Reputation: 10128
I've just noticed that .NET core introduces an overload of Threadpool.QueueUserWorkItem which takes a boolean called 'preferlocal' and allows me to pass through a type-safe state object (it has a generic parameter)
The MSDN documentation is currently incomplete and looks like this (for posterity - it may be updated in the future):
QueueUserWorkItem<TState>(Action<TState>, TState, Boolean)
C#
public static bool QueueUserWorkItem<TState> (Action<TState> callBack, TState state, bool preferLocal);
Type Parameters TState
Parameters
callBack Action<TState>
state
preferLocal Boolean
Returns
Boolean
What is this boolean (preferLocal) for and how will it affect my code?
Upvotes: 7
Views: 1489
Reputation: 239724
It looks like it was added by this pull request which links to this issue (both Github links, "Add ThreadPool.QueueUserWorkItem(..., bool preferLocal)/#14214" and "Add QueueUserWorkItem for local threadpool queues/#12442", respectively).
The issue is described as:
ThreadPool.QueueUserWorkItem always queues to the global queue; however it would be good to have the option to be able to queue to the current threadpool thread's local queue when a threadpool thread queues extra work items.
Rationale and Usage
- Reduced contention on the global queue when many threads are queuing
- Potentially hotter more local data when the queuing work item completes
- Take advantage of threadpool's task stealing
- (i.e.
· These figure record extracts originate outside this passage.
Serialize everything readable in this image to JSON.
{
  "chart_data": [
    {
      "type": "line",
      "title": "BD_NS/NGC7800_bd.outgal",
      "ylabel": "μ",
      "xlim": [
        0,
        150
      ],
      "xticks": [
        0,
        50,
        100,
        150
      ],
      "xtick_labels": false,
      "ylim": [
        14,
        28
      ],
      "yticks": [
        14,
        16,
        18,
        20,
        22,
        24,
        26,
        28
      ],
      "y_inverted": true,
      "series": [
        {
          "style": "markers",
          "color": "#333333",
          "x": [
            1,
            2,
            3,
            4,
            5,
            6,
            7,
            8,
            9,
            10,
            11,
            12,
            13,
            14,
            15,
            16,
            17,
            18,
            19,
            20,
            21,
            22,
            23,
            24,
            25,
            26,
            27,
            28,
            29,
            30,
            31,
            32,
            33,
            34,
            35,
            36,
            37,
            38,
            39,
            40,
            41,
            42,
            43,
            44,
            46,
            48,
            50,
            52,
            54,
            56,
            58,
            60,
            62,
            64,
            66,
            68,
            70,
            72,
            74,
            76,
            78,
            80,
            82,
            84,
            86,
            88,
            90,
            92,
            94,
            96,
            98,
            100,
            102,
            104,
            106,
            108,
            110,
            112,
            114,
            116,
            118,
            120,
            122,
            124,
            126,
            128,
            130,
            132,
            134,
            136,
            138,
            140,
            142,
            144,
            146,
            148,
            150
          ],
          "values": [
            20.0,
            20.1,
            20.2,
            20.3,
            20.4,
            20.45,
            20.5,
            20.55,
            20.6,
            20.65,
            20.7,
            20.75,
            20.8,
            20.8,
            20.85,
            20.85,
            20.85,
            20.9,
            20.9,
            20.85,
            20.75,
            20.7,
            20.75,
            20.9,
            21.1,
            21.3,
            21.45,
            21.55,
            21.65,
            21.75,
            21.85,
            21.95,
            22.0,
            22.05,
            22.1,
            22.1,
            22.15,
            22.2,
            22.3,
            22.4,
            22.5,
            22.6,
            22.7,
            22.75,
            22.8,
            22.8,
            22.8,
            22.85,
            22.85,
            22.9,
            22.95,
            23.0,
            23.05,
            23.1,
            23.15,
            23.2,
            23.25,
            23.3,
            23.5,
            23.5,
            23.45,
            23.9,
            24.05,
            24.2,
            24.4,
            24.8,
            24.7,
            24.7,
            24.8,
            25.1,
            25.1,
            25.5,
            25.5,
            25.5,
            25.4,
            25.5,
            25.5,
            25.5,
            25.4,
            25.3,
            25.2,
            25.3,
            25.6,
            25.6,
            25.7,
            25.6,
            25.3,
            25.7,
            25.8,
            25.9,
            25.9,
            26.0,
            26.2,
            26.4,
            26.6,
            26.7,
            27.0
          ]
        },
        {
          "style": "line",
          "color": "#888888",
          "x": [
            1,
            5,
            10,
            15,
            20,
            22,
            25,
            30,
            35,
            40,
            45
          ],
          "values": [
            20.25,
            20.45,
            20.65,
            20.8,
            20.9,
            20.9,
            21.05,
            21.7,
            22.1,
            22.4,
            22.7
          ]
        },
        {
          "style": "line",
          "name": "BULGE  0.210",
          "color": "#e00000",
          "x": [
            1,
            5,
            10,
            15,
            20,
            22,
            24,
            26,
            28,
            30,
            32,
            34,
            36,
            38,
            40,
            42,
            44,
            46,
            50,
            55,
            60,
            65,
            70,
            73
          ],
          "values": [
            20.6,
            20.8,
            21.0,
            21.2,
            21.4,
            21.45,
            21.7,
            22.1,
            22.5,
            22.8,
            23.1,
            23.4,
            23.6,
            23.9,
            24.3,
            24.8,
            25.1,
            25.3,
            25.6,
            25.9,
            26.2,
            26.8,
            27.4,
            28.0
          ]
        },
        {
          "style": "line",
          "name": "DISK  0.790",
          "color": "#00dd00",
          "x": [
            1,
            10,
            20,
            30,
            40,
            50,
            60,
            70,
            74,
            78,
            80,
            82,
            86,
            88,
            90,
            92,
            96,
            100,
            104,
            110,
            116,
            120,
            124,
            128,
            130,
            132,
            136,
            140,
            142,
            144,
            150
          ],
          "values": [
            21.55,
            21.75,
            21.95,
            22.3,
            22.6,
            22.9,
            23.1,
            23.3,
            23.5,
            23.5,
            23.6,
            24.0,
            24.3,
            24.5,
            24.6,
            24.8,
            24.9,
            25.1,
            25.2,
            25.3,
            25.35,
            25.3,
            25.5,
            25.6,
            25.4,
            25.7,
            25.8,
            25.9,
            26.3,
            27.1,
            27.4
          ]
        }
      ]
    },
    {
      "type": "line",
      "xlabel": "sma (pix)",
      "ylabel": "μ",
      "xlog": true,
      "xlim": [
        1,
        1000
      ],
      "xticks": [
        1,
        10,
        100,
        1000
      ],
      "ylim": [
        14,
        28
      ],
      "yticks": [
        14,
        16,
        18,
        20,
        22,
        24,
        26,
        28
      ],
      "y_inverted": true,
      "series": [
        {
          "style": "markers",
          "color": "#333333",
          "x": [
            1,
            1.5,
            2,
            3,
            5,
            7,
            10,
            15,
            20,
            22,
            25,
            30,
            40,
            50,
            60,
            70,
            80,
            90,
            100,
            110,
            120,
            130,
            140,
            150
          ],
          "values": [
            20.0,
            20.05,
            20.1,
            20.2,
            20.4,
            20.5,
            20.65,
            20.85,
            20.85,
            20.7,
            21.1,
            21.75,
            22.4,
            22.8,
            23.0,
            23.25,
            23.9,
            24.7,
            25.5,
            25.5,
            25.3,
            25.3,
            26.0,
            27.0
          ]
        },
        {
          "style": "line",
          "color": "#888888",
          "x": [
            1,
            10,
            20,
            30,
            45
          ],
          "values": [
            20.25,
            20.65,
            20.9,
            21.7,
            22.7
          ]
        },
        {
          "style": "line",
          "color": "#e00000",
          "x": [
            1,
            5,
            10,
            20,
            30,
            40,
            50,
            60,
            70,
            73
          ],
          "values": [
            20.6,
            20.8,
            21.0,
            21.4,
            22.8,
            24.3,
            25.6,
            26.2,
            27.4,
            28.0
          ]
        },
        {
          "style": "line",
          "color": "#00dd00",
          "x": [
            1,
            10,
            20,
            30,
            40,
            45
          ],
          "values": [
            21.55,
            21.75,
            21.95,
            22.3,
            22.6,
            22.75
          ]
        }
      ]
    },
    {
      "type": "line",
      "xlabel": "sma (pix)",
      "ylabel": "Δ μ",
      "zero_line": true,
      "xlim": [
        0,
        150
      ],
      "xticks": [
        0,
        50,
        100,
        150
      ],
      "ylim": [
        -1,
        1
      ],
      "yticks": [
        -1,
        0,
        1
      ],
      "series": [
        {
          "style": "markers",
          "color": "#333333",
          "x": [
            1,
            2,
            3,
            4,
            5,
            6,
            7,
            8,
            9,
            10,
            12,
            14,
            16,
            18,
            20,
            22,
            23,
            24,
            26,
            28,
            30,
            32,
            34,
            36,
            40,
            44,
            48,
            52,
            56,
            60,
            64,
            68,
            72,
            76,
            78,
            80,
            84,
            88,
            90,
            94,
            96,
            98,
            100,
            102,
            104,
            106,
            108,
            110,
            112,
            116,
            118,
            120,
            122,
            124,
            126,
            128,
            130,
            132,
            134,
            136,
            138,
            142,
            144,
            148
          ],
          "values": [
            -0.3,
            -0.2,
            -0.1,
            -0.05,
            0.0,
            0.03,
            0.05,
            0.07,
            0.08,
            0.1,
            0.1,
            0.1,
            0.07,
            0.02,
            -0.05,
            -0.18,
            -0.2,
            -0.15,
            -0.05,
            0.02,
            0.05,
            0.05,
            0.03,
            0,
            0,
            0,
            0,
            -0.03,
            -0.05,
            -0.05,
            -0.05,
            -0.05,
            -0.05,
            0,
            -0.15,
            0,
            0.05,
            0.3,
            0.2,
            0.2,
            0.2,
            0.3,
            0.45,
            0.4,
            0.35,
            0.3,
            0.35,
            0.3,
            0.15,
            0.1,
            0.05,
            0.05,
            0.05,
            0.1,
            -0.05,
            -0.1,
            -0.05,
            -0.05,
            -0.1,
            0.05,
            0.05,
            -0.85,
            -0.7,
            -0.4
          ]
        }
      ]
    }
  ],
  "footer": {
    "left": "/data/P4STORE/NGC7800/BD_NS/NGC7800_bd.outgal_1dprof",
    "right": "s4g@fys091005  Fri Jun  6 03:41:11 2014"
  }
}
Similar to Task's rational for doing it for child Tasks)
For me, it feels a pity that up to date in-line documentation (from which the MSDN documentation is generated) isn't a pre-requisite for pull requests.
When the Thread Pool was first built, it only had a single queue of work to be done. However, when all of the Task
goodness was being plumbed into the framework, they took the opportunity to introduce thread-local queues (and work stealing) alongside what was now renamed the global queue. It looks like this is clean-up work to allow specific access to these queues.